Republicans argue that taxes, especially those that tax the rich at higher rates than the poor, interfere with our liberty to pursue happiness by amassing unrestrained wealth. In the last legislative session Democrat-controlled California, Maryland, Massachusetts and Minnesota raised the income tax rate on millionaires while in the last two legislative sessions, Republican-controlled Kansas reduced such rates by 75 percent and legislators in Kansas as well as in North Carolina and Nebraska are openly pushing for the complete elimination of the income tax.
It is important to note that these Republican actions often result less in a tax reduction than in a tax shift from income taxes to sales or property taxes that burden lower income households most heavily.

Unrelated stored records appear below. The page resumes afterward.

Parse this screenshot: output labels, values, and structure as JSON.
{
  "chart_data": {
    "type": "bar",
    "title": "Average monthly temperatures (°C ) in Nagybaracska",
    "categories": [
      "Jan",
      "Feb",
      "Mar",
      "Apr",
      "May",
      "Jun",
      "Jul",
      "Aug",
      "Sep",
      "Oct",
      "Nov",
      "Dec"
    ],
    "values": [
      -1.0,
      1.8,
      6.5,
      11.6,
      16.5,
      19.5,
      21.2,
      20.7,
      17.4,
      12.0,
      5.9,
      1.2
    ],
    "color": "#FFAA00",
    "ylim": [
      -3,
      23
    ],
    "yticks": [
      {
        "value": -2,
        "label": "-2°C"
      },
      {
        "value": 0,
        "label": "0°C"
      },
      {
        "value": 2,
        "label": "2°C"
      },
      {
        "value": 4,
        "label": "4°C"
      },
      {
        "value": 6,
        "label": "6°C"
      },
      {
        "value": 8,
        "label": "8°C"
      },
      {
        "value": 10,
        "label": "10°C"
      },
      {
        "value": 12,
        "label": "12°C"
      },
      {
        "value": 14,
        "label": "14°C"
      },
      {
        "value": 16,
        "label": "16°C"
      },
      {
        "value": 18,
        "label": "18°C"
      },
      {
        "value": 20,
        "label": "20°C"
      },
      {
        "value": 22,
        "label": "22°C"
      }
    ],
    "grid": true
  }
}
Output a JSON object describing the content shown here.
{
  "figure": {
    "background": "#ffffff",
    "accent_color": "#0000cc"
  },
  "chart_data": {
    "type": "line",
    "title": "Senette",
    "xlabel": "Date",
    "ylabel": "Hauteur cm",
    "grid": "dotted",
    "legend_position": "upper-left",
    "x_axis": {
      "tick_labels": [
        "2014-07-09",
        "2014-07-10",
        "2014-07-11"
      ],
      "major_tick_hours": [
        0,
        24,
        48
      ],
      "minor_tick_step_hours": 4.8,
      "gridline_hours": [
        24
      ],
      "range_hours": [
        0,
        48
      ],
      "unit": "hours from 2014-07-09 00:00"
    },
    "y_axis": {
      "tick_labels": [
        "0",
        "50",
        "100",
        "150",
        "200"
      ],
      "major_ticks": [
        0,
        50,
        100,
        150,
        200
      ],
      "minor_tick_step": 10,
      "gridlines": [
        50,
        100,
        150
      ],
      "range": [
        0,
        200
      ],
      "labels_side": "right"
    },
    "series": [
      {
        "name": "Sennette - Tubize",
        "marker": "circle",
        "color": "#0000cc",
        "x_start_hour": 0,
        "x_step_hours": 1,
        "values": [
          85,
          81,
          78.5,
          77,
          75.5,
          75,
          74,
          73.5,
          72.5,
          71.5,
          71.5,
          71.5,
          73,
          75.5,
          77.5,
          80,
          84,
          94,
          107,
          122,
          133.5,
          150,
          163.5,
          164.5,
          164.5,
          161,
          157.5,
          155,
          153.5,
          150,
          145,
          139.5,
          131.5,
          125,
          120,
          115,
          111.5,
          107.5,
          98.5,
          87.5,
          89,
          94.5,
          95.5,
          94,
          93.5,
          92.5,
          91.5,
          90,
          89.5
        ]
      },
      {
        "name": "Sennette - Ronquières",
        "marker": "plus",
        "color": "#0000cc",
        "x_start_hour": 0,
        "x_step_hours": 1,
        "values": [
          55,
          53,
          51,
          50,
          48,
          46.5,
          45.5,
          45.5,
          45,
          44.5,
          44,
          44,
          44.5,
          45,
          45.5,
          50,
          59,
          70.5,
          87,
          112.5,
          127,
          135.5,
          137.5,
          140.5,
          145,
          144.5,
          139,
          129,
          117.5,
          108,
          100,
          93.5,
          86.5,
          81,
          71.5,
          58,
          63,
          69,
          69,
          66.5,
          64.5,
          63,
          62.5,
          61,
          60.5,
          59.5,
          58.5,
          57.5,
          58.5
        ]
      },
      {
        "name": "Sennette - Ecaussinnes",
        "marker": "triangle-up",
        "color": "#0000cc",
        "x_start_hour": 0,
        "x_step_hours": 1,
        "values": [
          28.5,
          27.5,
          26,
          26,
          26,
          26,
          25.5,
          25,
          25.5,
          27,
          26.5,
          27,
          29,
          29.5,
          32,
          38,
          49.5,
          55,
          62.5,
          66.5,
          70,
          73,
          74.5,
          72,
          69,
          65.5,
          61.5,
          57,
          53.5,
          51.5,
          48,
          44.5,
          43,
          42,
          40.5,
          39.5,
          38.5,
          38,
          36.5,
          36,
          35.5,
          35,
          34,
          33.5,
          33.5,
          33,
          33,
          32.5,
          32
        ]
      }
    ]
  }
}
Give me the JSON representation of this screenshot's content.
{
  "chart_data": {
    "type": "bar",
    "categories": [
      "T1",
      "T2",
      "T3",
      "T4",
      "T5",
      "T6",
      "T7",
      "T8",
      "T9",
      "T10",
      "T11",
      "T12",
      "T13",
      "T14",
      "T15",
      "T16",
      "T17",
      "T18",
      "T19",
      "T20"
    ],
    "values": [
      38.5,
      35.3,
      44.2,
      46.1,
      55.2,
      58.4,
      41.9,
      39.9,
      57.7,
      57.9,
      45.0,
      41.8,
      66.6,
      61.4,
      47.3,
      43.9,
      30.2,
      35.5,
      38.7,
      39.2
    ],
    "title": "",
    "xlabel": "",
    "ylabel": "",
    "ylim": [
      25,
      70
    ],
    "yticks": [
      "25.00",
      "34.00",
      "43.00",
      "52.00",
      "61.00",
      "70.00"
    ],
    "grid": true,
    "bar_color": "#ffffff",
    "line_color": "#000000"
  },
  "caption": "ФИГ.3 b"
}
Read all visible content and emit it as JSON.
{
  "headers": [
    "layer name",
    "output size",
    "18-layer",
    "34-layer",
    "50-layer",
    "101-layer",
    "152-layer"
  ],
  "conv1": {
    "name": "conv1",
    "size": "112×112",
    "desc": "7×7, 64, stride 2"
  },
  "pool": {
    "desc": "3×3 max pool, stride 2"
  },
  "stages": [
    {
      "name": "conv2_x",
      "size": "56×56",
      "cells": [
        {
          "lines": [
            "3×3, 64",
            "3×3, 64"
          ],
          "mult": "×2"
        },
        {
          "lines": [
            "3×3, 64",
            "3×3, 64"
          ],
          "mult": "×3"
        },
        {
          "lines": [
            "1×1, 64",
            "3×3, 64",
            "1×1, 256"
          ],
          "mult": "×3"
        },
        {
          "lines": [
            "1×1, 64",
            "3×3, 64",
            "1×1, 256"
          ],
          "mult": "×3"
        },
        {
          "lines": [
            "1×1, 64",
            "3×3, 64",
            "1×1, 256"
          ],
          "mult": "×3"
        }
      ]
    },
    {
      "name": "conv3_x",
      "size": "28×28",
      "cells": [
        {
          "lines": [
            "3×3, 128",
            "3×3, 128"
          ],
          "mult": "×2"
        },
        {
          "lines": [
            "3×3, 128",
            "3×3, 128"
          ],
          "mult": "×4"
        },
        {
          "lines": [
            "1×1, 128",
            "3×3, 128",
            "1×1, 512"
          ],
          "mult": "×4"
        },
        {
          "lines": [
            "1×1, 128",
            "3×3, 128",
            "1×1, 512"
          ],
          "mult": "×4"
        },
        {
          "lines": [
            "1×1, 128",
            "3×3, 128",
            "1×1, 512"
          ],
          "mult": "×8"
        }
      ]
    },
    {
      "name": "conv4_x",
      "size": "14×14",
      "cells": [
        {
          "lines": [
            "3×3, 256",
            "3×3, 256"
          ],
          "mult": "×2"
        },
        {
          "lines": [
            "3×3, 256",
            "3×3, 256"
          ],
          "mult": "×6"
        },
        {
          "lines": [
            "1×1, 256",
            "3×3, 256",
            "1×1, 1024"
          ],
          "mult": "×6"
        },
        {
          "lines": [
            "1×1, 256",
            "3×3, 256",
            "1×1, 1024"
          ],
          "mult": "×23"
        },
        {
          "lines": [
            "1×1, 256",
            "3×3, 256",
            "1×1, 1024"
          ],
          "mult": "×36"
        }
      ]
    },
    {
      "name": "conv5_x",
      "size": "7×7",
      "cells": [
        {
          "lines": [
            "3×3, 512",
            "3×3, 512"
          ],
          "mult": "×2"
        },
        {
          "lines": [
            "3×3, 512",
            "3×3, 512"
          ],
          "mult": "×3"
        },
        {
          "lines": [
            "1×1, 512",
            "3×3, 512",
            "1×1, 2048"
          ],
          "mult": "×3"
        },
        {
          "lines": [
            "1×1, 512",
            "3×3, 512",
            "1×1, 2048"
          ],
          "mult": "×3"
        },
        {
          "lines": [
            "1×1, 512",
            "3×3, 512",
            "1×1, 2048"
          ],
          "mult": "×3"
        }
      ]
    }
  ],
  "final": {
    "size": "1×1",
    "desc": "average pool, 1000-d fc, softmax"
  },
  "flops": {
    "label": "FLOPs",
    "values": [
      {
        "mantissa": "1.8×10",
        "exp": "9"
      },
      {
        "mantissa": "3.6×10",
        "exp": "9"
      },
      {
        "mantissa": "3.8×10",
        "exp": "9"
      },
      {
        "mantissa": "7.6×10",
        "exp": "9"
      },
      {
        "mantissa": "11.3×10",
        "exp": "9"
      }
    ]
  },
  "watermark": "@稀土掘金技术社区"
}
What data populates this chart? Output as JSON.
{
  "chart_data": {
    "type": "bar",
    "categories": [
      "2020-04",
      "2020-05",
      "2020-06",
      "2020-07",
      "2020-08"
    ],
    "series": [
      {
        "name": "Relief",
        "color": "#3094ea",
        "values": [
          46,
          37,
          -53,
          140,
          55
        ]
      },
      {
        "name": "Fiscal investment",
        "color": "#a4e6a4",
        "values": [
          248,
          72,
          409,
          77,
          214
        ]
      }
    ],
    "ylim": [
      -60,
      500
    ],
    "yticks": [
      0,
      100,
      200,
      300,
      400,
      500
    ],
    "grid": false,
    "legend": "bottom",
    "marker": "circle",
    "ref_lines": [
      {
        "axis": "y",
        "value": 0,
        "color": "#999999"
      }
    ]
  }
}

When it comes to personal liberty, however, Republicans believe in big government. As former Republican Senator and Presidential candidate Rick Santorum observed, “The idea is that the state doesn’t have rights to limit individuals’ wants and passions. I disagree with that. I think we absolutely have rights because there are consequences to letting people live out whatever wants or passions they desire.” Even if their wants or passions do not harm others.
This legislative session Rhode Island, Delaware and Minnesota joined 9 other states and the District of Columbia in extending the freedom to marry to include those of the same sex. Meanwhile, of the 25 states with constitutional prohibitions on same sex marriage, 22 are completely controlled by Republicans. None are Democrat dominant.
Of the 17 states that have enacted medical marijuana laws, 10 are Democratic and only two are Republican. (The rest are not controlled by a single party.) As if to put an exclamation point on this difference, the same day last November that voters in Washington and Colorado approved the legalization of marijuana, voters in Arkansas handily defeated a proposal to allow the drug to be used for medicinal purposes with a doctor’s prescription.
Gun control is an issue that for Republicans and Democrats affects both liberty and security. For Republicans the ability to own unlimited numbers of guns and carry them whenever and wherever one wants with a minimum of government oversight, constitutes an essential part of freedom while allowing the owner to protect herself from physical harm. For Democrats widespread gun ownership significantly contributes to physical violence inside and outside the gun owner’s household; thus in this case unrestrained liberty must give way to regulation.
In this legislative session while Democratic states like New York and Connecticut and Maryland tightened gun laws, more than a dozen GOP states scaled back their already minimal gun laws. Statistician Nate Silver insists, “Whether someone owns a gun is a more powerful predictor of a person’s political party than her gender, whether she identifies as gay or lesbian, whether she is Hispanic (or) whether she lives in the south…”
For both Democrats and Republicans liberty means being able to participate in influencing the political decisions that affect our lives and futures. But here again their conception of liberty differs significantly. For Republicans it means the liberty of money, allowing individuals to spend unlimited amounts to elect candidates and lobby legislators while restricting the liberty of people by making voter access more difficult. For Democrats it means the opposite.
Recently Colorado, Delaware and Maryland have enacted laws making it easier for people to register and vote while Arkansas, Indiana, Nebraska, Tennessee and Virginia have made it harder. Nine of ten states that have voter photo ID laws are Republican dominated.
One could hope that in 2014 the stark evidence emerging from state capitols about the difference between the parties can lay the foundation for a nationwide debate on the purpose of government and the ends to which collective authority should aspire that goes beyond the are-you-for-it-or-against-it attitude that contaminates and diminishes that debate.